Mas perderam a guerra, eles próprios, alemães, e acabaram em ruína análoga. Na ressaca da primeira conflagração mundial, as nações pensantes organizaram-se na predecessora da ONU, para que jamais ocorresse miséria como a que despedaçara vencidos e vencedores. Transitória ilusão, nem vinte anos depois andavam de novo com a Alemanha às voltas, fazendo de conta que não acontecia o que estava a acontecer. Outro banho de sangue, miséria mais vasta ainda. Quem garantiria que a Alemanha não se aprestasse para o terceiro round, após breve interregno no III reich? Ninguém na sua boa-fé! No entanto, o perigo seria o eslavo.

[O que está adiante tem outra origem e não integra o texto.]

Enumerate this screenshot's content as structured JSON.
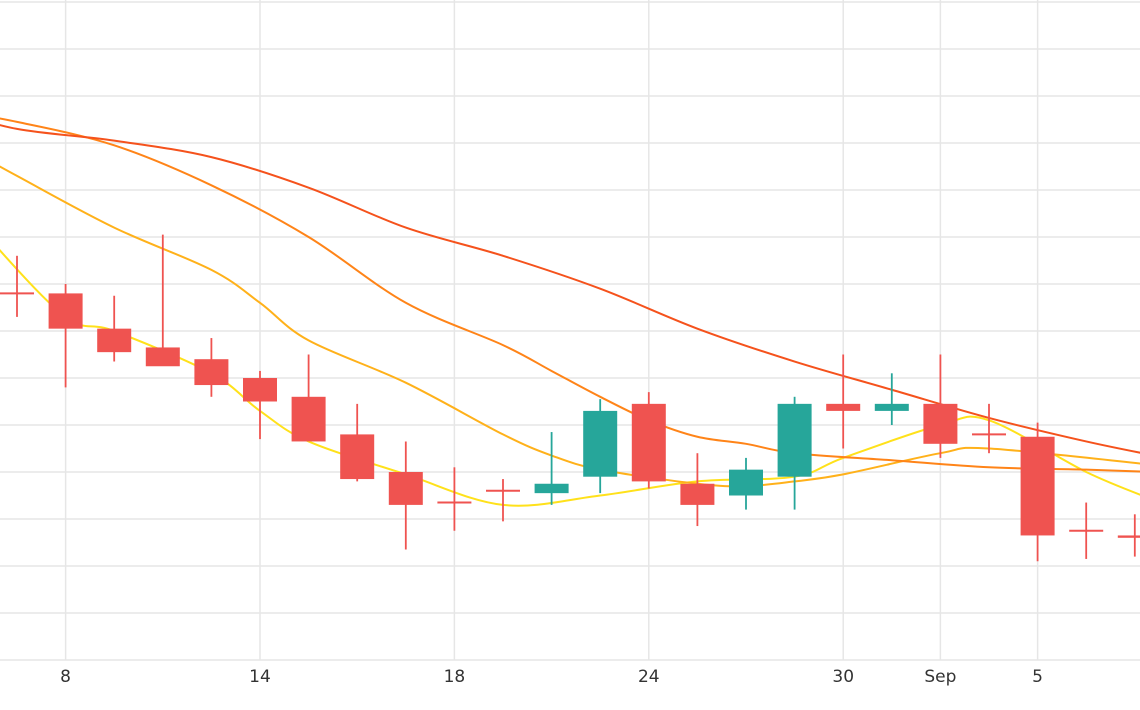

Para o perigo russo já a Virgem Santíssima nos avisara no altar do mundo. Não é que na Cova da Iria, na sua terceira aparição, em Julho de 1917, no que constitui matéria do II segredo, se pede aos pastorinhos que rezem pela conversão da Rússia? Eles, que nem a Ourém tinham ido à feira, ei-los a rezar para que a cinco mil quilómetros de distância os russos não espalhem os seus erros pelo mundo, promovendo guerras e perseguições, à igreja, também pois está claro!

Eu só me pergunto: o que a Virgem Mãe cá veio fazer? Como é que teria deixado passar em branco o perigo germânico? Mais, em Julho de 1917, nem sequer a revolução de Outubro tinha acontecido. Em Julho de 1917 os cristãos ortodoxos eram tão tementes a Deus como os romanos. Em Julho de 1917, nenhum pope de aldeia tinha consumições além do rebanho de fiéis, do rebanho de filhos, da engorda do porco e do pasto para a vaca!

Viria, Maria de Nazaré, na antevisão dos deicidas do Kremlin! Mas, desculpe-se-me a insistência: com tanto mal que haveria de vir ao mundo pela loucura de uns e de outros, como é que só um é o apontado? Custa-me a viver com a providência divina pela metade. Terá confidenciado aos atónitos pastorinhos que outra guerra se iniciaria, que haveria sofrimento e aniquilação, mas que por fim o seu Imaculado Coração triunfaria e que o Santo Padre lhe consagraria a Rússia. E nem uma palavra para os germânicos? Eu, se fosse alemão, revoltava-me com tal indiferença!

Descontem-me a ironia. Não é só Roma que precisa da filiação russa. Não há Europa estável sem Rússia, e nada do que é feito favorece esse caminho. O Kremlin terá apadrinhado um referendo na Crimeia e, num flic-flac, adeus Ucrânia, olá Rússia. Não há coração pensante que não se indigne com semelhante ofensa à integridade territorial. Que me conste, a Sérvia ficou sem o Kosovo pelos meus procedimentos, com a inspiração americana e o aplauso dos parceiros europeus. Vá-se lá entender o direito internacional!